The investigator filed the report on March sixteenth, twenty twenty six. Five decisions. Five reasonable choices. One catastrophic outcome. The fix took minutes. The investigation took hours. The lesson will take longer.
This was not a failure of the AI. It was a failure of the process. The architecture needed explicit cost modeling before design review. Performance testing after infrastructure changes. Architectural checklists for common pitfalls.
The investigator closed the last of the fifteen chat transcripts. Somewhere in a data center in Paris, PärKit was responding in three milliseconds to requests that had taken one and a half seconds twenty four hours earlier.

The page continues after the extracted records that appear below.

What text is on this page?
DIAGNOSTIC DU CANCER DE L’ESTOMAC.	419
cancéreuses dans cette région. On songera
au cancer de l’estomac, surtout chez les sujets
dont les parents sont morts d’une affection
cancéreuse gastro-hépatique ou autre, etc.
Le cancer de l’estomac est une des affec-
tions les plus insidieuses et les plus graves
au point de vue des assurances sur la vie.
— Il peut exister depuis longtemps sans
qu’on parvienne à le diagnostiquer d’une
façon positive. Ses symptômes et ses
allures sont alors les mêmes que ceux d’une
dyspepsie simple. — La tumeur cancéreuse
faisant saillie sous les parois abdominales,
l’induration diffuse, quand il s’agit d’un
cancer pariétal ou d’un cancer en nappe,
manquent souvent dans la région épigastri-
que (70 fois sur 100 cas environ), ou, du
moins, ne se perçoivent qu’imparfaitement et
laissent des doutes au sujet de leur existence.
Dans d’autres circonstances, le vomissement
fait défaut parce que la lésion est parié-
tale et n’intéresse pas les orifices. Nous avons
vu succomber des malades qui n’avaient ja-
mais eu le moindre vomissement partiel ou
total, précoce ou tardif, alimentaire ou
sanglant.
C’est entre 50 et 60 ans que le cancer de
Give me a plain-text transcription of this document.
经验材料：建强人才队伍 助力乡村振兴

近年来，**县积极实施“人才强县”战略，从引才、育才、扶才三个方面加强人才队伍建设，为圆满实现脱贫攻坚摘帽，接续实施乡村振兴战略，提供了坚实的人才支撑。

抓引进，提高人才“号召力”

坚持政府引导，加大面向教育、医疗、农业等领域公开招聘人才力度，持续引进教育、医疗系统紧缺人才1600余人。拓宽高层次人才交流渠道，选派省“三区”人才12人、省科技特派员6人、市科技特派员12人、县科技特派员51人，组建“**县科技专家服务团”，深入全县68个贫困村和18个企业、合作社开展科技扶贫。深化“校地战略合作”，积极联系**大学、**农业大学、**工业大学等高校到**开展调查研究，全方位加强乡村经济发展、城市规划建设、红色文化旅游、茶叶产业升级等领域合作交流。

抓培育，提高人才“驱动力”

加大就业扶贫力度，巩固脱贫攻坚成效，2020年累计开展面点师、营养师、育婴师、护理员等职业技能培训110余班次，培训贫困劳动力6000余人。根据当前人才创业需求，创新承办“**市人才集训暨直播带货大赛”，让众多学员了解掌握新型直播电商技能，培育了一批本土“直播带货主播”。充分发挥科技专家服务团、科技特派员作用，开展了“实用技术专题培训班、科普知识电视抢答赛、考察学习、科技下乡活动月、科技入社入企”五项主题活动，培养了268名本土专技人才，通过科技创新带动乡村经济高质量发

The code was almost identical. Two lines moved. One cache condition added. The architecture was still bcrypt. The permanent fix was still pending. But the system was breathing again.
The accident investigation board has a term for what happened here. They call it an organizational accident. Not a failure of any individual component, but a failure of the system to recognize that individually safe components can create collectively unsafe conditions. Each bolt was tightened. Each seal was tested. Each instrument was calibrated. And the thing still came apart in flight, because nobody modeled what happened when all the individually tested parts operated together under load.
Five decisions. Five reasonable engineers, or in this case, five reasonable instances of the same model family across five sessions. Five moments where the right local choice produced the wrong global outcome. Not because anyone was careless. Because the process did not require anyone to look at the whole picture before the whole picture existed.
The investigator turned off the desk lamp. The evidence room would stay. The archive would keep its fifteen conversations about bcrypt, timestamped and searchable, ready for the next session that needed to understand not just what went wrong, but how five things went right in exactly the wrong combination.